Insurers that are trying to comply with new federal systemic risk oversight rules may have to ask the Federal Reserve Board whether they are "predominantly engaged in financial activities."
The Federal Reserve Board has included the "please ask" provision in a draft of definitions for the terms "predominantly engaged in financial activities" and "significant" nonbank financial company published today in the Federal Register.
The Fed wants to put the definitions in a section of Federal Reserve Regulation Y that lists the activities that the Fed has determined by statute, regulation or order to be "financial in nature" under Section 4(k) of the Bank Holding Company (BHC) Act of 1956.
The Fed is creating the definitions because of the provisions in the Dodd-Frank Wall Street Reform and Consumer Protection Act of 2010 that created a new Financial Stability Oversight Council (FSOC).
The FSOC is an arm of the Treasury Department that is supposed to help the government identify events and trends that could hurt the U.S. financial system.
Section 113 of the Dodd-Frank Act gives the FSOC the authority to call for extra federal oversight to be imposed on nonbank financial companies that appear to pose a threat to U.S. financial stability.

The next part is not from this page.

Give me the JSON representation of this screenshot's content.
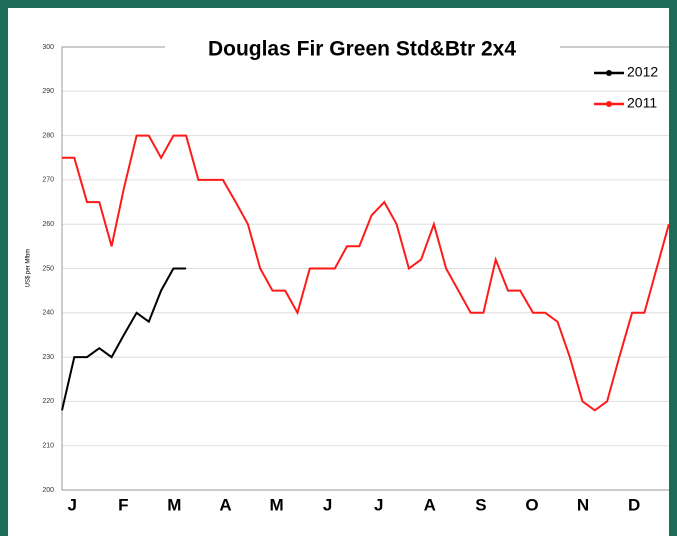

Section 102(a)(6) of the Dodd-Frank Act defines "financial activities" as "those activities that have been determined – by statute, regulation, order – to be financial in nature under Section 4(k) of the Bank Holding Company Act, as amended by the Gramm-Leach-Bliley Financial Services Modernization Act of 1999, officials say in a preamble to the proposed rule.
Because the Fed helps apply the Bank Holding Company Act and is in charge of updating Regulation Y, it is revising Regulation Y to reflect Dodd-Frank Act changes and the needs of the FSOC.
For purposes of systemic risk oversight provisions, the Dodd-Frank Act says a company is considered to be "predominantly engaged" in financial activities if 85% of the annual gross revenues or 85% of the company's assets are derived from financial activities.
Because Section 102(a)(6) of the Dodd-Frank Act refers only to activities that have been determined to be financial in nature under Section 4(k), "activities that have been (or are) determined to be 'incidental' to financial activities … or to be 'complementary' to financial activities under section 4(k) are not considered financial activities for purposes of determining whether a company is predominantly engaged in financial activities under section 102(a)(6) of the Dodd-Frank Act," officials say.
The Fed refers in Regulation Y to some activities that are financial in nature as a result of the Gramm-Leach-Bliley Act rather than the Bank Holding Company Act.
"Acting as a principal or agent in the sale of insurance or annuities" is financial in nature under Gramm-Leach-Bliley, officials say.
The Dodd-Frank Act puts no new limits on what the Fed can define as an activity that is financial in nature under Section 4(k) of the Bank Holding Company Act, officials say.
Section 4(k) of the Bank Holding Company Act lets the Fed work with the Treasury secretary to "determine in the future that additional activities are 'financial in nature,"" Fed officials say.
The proposed rule "expressly recognizes that additional activities, beyond those already determined to be financial in nature" and listed in Regulation Y may be found to be financial in nature under Section 4(k), officials say.
"The proposed rule provides that a company may request a determination by the Board as to whether a particular activity is financial in nature for purpose of section 4(k) of the BHC Act," officials say. "This procedure is substantially similar to the procedure outlined in Section 225.88 of Regulation Y under which a financial holding company or other interested entity may request a determination from the Board that an activity is financial in nature or incidental to a financial activity."
Large or interconnected nonbank companies could be deemed systemically important under Section 113 of the Dodd-Frank Act might use the determination procedure to find out whether some of their activities are financial in nature, officials say.
Comments on the proposed rule are due March 30.